Recently, federated learning (FL) has received intensive research because of its ability in preserving data privacy for scattered clients to collaboratively train machine learning models. Decentralized federated learning (DFL) is upgraded from FL which allows clients to aggregate model parameters with their neighbours directly. DFL is particularly feasible for dynamic systems, in which the neighbour set of each client is dynamic. However, due to the restrictions of client trajectories and communication distances, it is hard for individual clients to sufficiently exchange models with others, resulting in poor model accuracy. To address this challenge, we propose the DFL-DMS (DFL with Diversified Model Sources) algorithm to diversify sources for model aggregation, and improve model utility.
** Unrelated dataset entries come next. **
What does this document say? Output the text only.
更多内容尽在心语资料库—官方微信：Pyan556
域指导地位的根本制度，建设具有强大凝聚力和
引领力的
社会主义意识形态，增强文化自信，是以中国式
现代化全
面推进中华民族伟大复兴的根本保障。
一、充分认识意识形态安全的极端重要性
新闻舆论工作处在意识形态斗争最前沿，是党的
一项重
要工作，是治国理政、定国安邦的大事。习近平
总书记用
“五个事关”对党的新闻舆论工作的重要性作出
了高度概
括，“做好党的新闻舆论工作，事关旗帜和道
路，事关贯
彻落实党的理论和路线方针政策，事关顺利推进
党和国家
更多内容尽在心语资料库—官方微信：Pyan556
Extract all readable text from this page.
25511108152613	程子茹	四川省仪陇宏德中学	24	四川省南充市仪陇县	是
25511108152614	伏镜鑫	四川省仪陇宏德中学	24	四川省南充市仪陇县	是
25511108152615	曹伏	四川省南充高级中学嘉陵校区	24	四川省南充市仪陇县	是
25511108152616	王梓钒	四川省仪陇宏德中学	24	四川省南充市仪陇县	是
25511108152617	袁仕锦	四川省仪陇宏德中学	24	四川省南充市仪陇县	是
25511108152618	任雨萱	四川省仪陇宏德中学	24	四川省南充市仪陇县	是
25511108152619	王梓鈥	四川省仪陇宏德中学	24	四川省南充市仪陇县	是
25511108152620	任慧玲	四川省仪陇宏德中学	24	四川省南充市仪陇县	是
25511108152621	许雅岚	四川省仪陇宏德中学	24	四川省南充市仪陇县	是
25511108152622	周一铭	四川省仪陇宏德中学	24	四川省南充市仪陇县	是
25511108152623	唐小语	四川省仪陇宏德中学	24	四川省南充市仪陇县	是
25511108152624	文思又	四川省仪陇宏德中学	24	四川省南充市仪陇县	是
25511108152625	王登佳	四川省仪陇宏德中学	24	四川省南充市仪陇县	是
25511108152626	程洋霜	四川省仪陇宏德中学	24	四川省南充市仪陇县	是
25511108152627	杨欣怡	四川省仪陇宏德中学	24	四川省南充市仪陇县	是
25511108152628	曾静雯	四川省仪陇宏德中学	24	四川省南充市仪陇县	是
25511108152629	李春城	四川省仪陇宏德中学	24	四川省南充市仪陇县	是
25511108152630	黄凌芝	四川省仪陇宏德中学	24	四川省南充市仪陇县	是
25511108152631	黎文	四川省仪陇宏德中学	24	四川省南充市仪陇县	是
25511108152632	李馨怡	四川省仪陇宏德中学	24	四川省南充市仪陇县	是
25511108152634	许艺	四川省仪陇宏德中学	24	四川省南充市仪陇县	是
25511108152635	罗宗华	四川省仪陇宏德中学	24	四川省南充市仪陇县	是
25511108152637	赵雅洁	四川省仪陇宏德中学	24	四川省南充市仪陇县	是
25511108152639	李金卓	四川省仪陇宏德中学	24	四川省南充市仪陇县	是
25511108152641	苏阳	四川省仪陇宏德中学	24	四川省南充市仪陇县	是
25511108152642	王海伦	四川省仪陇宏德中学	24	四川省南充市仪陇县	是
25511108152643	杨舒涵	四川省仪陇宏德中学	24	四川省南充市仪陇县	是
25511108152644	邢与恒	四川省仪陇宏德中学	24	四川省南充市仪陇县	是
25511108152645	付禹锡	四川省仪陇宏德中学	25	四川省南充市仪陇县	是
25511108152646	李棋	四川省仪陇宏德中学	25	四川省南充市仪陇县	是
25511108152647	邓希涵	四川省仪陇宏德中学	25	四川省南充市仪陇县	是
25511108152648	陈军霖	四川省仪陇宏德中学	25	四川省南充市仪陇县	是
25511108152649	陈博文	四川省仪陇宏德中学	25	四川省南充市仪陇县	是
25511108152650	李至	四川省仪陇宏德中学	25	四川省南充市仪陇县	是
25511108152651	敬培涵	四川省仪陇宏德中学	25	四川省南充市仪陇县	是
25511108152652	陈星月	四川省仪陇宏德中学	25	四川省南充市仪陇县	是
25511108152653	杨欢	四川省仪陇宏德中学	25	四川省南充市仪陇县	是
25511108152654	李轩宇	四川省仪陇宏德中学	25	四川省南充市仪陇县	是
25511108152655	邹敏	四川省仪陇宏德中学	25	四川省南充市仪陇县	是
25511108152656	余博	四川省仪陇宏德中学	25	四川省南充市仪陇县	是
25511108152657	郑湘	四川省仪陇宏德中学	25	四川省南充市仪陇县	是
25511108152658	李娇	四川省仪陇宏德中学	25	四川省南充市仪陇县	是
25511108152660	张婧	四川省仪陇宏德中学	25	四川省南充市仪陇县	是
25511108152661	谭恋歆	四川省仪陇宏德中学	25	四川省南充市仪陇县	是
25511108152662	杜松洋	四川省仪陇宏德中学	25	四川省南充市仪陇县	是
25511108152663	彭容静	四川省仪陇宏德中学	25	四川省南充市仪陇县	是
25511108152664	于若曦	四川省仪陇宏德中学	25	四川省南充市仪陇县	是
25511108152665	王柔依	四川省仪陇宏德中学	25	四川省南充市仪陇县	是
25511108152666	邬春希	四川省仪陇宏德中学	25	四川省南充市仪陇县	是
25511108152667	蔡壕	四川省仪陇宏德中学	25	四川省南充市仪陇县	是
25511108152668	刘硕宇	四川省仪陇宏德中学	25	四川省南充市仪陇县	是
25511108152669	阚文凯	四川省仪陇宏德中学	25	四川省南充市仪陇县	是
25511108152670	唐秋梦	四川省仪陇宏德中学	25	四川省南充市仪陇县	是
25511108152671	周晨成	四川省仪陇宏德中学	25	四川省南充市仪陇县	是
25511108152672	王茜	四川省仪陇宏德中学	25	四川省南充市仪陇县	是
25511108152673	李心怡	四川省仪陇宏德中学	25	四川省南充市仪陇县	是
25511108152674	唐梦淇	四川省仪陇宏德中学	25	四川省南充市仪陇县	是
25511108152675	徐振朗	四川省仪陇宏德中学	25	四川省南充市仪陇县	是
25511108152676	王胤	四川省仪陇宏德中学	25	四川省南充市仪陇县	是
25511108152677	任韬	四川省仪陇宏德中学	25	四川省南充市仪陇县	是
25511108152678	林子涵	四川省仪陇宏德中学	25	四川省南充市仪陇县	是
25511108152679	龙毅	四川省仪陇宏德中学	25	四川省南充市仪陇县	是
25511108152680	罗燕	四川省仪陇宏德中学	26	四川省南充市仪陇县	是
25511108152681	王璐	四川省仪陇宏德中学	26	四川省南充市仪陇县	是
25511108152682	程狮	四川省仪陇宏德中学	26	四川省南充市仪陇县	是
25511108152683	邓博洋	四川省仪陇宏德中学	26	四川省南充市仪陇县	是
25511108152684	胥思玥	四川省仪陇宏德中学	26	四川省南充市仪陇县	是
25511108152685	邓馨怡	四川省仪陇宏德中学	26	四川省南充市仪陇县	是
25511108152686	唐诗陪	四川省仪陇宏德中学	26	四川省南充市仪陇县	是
Specifically, models exchanged between DFL-DMS clients are jointly determined by their staleness scores and the bandwidth constraint. An asynchronous learning mode is adopted so that DFL-DMS clients can temporarily store and relay fresh models collected from different client sources to accelerate the propagation of rare models. A state vector is maintained to track the contribution weight of each source to its model aggregation, and an entropy based metric (EBM) is optimized by clients in a distributed manner. Finally, the superiority of DFL-DMS is evaluated by extensive experiments (with MNIST and CIFAR-10 datasets) which demonstrate that DFL-DMS can accelerate the convergence of DFL and improve the model accuracy significantly compared with the state-of-the-art baselines.